Bellouet se hâta de relever le corps et de le transporter à l'arrière, avec l'aide de quelques camarades, jusqu'à l’Échelon, puis à Dombasle, à quelques kilomètres de là (10K). Le lendemain, le corps fut mis en bière et inhumé au cimetière annexe, contigu au cimetière paroissial, après qu'un service eut été célébré dans l'église à demi-ruinée, par les soins de l'aumônier de la 73° Division.

Le dévoué ordonnance affirme que son lieutenant était adoré de ses hommes, qu'il ne brusquait jamais et dont il obtenait tout par l'exemple et la persuasion. Cette assertion est d'ailleurs corroborée par une lettre du 7 août 1917 adressée à ma femme par les hommes de son peloton, qui attestent en termes attendrissants leurs unanimes regrets et leur profonde affection pour leur chef.

Son ami, le Lieutenant Bussienne, aviateur, nous envoie d'abord les objets personnels de Maurice ainsi qu'un certain nombre de photographies intéressantes relatives à leur temps de séjour dans les tranchées, enfin une photographie de la sépulture qu'il a pu faire aménager très convenablement à l'aide des hommes de son escadrille.
Sépulture de Maurice Etienne à Dombasle

On remarque sur la tombe plusieurs couronnes, dont une splendide vu le moment de la situation, offerte par les officiers du 367° à leur regretté camarade.

Le 12 août, son ancien ordonnance, le brave Pouteau, gravement blessé et évacué, venant de subir l'opération de la laparotomie médiane, nous écrit de Savault, son patelin, une lettre touchante pour exprimer toute la douleur qu'il éprouve en apprenant la mort de son ancien lieutenant, si brave, si bon pour lui, si aimé et estimé de tous.

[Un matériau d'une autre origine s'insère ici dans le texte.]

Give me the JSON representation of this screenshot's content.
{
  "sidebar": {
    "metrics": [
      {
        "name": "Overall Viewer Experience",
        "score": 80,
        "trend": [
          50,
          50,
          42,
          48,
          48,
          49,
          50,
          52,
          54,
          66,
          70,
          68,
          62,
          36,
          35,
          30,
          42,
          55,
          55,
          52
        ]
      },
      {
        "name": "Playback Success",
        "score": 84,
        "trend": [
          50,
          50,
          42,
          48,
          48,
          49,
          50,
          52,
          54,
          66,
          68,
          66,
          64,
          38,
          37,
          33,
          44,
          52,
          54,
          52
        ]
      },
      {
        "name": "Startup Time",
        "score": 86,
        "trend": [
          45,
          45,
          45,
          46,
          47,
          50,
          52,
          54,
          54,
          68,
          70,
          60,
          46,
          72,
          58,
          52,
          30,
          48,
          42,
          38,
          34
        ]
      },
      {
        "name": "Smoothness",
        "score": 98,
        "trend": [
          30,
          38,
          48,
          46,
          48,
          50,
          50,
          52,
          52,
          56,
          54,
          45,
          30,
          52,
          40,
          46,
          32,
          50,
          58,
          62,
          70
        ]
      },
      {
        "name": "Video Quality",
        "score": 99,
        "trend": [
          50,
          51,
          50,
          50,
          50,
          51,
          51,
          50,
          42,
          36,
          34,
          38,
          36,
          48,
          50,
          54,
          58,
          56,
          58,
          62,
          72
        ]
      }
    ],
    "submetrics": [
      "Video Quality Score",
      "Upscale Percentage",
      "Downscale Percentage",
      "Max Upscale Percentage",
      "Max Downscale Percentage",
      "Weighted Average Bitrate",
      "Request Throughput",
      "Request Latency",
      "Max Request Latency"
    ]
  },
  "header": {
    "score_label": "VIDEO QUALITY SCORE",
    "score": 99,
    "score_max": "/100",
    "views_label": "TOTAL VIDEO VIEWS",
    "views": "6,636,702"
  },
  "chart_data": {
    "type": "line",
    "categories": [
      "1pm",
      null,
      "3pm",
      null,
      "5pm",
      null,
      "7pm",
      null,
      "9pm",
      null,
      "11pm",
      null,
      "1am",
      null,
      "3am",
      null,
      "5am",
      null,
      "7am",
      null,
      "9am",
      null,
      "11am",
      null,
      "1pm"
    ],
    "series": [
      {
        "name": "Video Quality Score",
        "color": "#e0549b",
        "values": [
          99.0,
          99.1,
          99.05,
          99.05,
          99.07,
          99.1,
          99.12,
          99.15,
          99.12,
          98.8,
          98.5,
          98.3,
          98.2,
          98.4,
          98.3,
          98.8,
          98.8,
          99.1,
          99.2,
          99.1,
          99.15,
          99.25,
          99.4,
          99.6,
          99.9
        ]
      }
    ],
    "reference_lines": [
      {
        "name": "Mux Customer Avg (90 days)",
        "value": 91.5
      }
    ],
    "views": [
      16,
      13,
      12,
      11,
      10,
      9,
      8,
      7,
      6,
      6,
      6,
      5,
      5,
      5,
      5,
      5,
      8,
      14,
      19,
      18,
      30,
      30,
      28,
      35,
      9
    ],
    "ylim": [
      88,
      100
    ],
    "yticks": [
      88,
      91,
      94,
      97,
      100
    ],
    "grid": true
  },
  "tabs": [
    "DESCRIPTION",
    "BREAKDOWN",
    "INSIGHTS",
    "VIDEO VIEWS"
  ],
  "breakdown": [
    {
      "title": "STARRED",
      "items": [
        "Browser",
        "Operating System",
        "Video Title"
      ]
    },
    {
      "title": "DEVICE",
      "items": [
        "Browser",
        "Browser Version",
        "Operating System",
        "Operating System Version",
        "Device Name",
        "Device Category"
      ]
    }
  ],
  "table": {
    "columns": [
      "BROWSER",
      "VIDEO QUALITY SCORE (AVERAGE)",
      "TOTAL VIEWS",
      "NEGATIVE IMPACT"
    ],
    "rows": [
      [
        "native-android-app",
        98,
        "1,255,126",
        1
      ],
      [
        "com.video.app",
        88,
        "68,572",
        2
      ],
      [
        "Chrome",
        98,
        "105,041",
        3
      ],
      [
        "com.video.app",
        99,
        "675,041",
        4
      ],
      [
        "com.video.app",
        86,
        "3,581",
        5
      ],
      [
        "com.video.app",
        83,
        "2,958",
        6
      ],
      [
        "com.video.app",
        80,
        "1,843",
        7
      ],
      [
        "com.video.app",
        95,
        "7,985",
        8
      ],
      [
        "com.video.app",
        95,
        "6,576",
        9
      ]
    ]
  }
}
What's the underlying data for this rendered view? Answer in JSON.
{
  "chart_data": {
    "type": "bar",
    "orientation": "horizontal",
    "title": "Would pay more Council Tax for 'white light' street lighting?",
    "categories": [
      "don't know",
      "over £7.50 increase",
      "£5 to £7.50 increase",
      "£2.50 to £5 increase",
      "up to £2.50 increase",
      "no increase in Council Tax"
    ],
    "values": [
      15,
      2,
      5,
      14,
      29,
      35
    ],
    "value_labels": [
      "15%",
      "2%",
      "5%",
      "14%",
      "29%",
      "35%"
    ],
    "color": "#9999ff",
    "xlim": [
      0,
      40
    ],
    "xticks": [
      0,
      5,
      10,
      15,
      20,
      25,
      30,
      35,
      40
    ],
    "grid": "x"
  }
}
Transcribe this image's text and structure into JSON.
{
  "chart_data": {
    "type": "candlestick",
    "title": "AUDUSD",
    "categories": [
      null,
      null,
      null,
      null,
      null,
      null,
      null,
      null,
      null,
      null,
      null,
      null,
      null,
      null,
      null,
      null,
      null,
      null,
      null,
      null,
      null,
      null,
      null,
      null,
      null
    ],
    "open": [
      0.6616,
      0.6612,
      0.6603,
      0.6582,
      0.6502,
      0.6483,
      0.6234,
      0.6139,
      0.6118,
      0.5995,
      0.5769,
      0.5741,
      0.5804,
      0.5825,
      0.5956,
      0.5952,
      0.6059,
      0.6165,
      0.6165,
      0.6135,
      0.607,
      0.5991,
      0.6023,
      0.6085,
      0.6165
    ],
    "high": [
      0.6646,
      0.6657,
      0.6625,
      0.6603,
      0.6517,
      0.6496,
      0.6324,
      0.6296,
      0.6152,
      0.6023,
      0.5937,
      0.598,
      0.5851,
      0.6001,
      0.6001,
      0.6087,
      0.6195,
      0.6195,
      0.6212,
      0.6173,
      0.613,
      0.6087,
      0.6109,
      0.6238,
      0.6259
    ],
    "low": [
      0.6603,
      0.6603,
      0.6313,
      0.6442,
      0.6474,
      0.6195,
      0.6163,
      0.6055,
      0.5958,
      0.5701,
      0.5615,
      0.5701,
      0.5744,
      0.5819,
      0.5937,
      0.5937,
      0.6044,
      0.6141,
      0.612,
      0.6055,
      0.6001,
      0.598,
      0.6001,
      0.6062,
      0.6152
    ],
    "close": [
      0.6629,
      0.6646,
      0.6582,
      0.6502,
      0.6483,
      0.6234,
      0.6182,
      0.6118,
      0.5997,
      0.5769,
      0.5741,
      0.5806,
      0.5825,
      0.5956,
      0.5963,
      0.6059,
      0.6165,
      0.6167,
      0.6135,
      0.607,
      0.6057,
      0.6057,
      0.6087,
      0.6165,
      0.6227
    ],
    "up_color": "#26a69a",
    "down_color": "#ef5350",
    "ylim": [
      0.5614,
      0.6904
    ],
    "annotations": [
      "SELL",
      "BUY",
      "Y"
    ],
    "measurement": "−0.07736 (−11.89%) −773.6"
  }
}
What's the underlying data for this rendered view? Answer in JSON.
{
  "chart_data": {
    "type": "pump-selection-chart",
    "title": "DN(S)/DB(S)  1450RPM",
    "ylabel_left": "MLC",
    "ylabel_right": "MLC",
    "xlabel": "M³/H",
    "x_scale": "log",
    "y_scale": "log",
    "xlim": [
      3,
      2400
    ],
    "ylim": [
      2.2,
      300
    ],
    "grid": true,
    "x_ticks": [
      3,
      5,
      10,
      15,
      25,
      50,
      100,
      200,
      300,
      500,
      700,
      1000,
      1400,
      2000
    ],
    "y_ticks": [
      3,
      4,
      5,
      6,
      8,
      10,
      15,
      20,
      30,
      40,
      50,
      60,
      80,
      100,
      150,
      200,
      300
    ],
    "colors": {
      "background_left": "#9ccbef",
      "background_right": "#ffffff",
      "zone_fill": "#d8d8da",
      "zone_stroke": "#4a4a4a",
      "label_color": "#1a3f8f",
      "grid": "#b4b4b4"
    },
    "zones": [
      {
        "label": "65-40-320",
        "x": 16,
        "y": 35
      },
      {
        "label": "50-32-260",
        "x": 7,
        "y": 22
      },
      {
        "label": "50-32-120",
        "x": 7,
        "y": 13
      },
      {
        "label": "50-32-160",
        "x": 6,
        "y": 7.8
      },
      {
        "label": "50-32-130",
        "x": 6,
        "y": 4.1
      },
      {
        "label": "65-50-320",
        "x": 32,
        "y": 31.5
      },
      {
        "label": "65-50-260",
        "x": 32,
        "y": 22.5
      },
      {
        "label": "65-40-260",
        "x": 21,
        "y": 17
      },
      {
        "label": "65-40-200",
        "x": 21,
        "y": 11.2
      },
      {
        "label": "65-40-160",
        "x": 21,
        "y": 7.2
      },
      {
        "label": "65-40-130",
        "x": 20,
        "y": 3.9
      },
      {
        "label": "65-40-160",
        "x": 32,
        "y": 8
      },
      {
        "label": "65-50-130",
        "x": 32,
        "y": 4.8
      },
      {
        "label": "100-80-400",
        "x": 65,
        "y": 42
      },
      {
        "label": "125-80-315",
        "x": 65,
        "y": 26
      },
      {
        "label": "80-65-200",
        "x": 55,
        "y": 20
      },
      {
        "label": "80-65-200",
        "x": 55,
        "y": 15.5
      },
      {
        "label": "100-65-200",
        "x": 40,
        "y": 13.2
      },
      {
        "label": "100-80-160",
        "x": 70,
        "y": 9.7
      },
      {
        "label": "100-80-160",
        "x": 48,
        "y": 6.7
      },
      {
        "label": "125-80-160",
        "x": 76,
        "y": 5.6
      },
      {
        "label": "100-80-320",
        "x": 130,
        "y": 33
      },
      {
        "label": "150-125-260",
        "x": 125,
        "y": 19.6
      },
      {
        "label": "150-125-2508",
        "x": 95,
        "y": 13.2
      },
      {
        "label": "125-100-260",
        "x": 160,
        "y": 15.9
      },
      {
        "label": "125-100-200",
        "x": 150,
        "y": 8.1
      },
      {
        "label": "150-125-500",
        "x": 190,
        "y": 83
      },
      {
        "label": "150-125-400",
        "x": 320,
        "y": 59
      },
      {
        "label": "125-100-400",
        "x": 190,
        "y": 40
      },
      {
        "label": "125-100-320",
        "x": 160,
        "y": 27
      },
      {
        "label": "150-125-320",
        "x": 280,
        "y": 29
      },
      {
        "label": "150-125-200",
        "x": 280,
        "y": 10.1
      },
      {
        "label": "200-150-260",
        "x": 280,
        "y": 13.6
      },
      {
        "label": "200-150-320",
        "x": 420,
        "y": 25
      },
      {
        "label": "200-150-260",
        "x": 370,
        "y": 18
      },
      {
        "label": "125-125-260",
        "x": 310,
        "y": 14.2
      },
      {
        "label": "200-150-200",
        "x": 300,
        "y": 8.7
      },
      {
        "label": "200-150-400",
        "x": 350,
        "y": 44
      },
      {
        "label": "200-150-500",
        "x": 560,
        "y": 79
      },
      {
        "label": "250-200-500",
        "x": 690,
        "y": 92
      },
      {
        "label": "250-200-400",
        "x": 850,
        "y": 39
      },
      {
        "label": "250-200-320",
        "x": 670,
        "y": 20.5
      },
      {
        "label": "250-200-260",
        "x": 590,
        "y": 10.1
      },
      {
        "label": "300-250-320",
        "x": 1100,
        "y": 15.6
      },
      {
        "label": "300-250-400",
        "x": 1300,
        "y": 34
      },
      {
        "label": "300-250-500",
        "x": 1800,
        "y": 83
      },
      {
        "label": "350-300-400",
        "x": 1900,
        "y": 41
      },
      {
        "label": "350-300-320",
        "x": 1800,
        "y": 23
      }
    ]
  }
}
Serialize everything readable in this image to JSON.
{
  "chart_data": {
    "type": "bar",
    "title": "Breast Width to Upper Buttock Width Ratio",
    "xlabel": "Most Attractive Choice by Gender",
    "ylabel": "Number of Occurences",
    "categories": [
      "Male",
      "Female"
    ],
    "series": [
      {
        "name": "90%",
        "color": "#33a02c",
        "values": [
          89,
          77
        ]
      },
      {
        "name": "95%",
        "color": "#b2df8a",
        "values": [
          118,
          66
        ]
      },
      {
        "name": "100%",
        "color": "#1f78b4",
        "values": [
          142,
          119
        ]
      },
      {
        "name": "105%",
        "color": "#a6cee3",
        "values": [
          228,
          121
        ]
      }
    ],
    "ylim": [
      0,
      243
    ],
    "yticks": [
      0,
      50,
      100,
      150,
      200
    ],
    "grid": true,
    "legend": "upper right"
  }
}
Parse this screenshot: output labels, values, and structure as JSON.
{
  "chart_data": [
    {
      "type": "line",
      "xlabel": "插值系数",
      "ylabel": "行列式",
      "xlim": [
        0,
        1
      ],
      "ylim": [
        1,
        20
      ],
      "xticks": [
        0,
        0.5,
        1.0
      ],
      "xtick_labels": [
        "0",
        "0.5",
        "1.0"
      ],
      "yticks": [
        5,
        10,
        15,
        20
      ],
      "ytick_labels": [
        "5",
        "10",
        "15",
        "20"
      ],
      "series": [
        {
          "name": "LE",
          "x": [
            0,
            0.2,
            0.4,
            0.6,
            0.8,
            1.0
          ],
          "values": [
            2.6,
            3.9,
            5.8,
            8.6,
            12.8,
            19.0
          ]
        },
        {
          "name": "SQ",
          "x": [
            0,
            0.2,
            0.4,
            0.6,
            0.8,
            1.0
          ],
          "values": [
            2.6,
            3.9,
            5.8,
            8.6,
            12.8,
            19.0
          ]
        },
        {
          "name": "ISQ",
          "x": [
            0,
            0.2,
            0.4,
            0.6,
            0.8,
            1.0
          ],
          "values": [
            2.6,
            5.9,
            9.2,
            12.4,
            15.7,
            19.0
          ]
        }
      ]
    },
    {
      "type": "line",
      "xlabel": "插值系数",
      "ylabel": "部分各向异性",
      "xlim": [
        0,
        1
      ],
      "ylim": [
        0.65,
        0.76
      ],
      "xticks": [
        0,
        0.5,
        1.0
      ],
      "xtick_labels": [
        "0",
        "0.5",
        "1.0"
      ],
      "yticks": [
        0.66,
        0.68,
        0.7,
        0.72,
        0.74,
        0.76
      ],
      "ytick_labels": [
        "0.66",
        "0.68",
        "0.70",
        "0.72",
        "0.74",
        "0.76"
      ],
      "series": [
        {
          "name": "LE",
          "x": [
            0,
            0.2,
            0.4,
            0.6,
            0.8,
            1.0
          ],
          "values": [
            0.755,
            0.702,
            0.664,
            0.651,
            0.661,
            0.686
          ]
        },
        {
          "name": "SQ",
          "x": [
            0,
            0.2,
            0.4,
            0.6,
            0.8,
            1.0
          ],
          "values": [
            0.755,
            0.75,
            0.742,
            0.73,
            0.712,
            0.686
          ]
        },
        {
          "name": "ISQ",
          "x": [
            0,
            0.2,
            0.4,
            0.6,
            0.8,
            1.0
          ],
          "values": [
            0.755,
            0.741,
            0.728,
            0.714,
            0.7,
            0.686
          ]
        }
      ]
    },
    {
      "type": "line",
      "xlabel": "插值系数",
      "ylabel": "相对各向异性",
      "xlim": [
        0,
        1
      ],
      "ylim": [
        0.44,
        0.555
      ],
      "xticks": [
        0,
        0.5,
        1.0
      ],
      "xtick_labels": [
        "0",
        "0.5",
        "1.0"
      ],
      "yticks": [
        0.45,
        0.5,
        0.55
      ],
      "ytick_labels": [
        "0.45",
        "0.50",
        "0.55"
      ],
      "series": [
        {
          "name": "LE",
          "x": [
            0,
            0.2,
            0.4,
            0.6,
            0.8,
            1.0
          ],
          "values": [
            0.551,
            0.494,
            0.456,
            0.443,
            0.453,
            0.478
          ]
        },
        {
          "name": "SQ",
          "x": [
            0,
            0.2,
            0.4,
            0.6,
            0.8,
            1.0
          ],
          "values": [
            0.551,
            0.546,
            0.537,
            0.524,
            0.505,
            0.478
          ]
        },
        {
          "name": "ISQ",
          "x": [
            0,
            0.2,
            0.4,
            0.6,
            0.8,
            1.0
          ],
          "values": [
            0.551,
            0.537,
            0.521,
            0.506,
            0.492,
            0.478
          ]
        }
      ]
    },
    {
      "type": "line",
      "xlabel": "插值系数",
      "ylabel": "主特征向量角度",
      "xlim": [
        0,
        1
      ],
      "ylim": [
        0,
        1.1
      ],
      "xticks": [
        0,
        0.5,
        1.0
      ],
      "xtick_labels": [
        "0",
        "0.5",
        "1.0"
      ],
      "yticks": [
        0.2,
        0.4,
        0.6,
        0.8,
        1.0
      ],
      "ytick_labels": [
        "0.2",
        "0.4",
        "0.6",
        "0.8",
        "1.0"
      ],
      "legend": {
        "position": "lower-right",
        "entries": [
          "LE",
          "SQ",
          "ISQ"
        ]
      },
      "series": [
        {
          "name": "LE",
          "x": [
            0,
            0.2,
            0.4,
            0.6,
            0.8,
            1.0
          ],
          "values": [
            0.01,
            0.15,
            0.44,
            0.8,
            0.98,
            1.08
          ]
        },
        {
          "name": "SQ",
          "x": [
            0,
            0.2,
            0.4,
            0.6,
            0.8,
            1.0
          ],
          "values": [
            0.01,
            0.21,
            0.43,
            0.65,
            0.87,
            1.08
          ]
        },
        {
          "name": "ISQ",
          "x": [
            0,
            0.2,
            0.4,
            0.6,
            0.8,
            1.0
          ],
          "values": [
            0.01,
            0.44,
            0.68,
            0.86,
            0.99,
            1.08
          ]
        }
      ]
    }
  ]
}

Il accepte avec reconnaissance l'envoi d'une photographie qui occupera chez lui la place d'honneur.

Voici maintenant un certain nombre de lettres émanant de personnes qui l'approchaient au moment de son décès et se trouvaient à même de l'apprécier.

Lettre du 13 Août 1917 du Colonel Mauche, commandant le 367° RI, au Commandant Etienne.

« Le Ss. Lieutenant Etienne, votre fils, était un des meilleurs officiers du 367°. Très actif, très convaincu, il mettait toute son intelligence et tout son cœur à accomplir son devoir.

Chef énergique et bienveillant, il était suivi avec entrain par ses mitrailleurs, toujours attentifs à son geste ou à sa voix.

Il est mort en brave au moment où, arrivé en renfort auprès d'un bataillon qui venait d'être violemment attaqué, il se préparait à arrêter et à briser la progression de l'ennemi avec ses mitrailleuses.

Le 367° conservera de lui le souvenir d'un excellent officier et d'un charmant camarade.
Veuillez me permettre de vous adresser mes très vives et sincères condoléances. Votre grande douleur sera atténuée par la pensée que votre fils est mort en brave et a toujours donné le bon exemple.

Mauche »

Le 15 Août 1917, lettre du Lieutenant Pinot, commandant la 4° Cie. de Mitrailleuses, à Madame Etienne.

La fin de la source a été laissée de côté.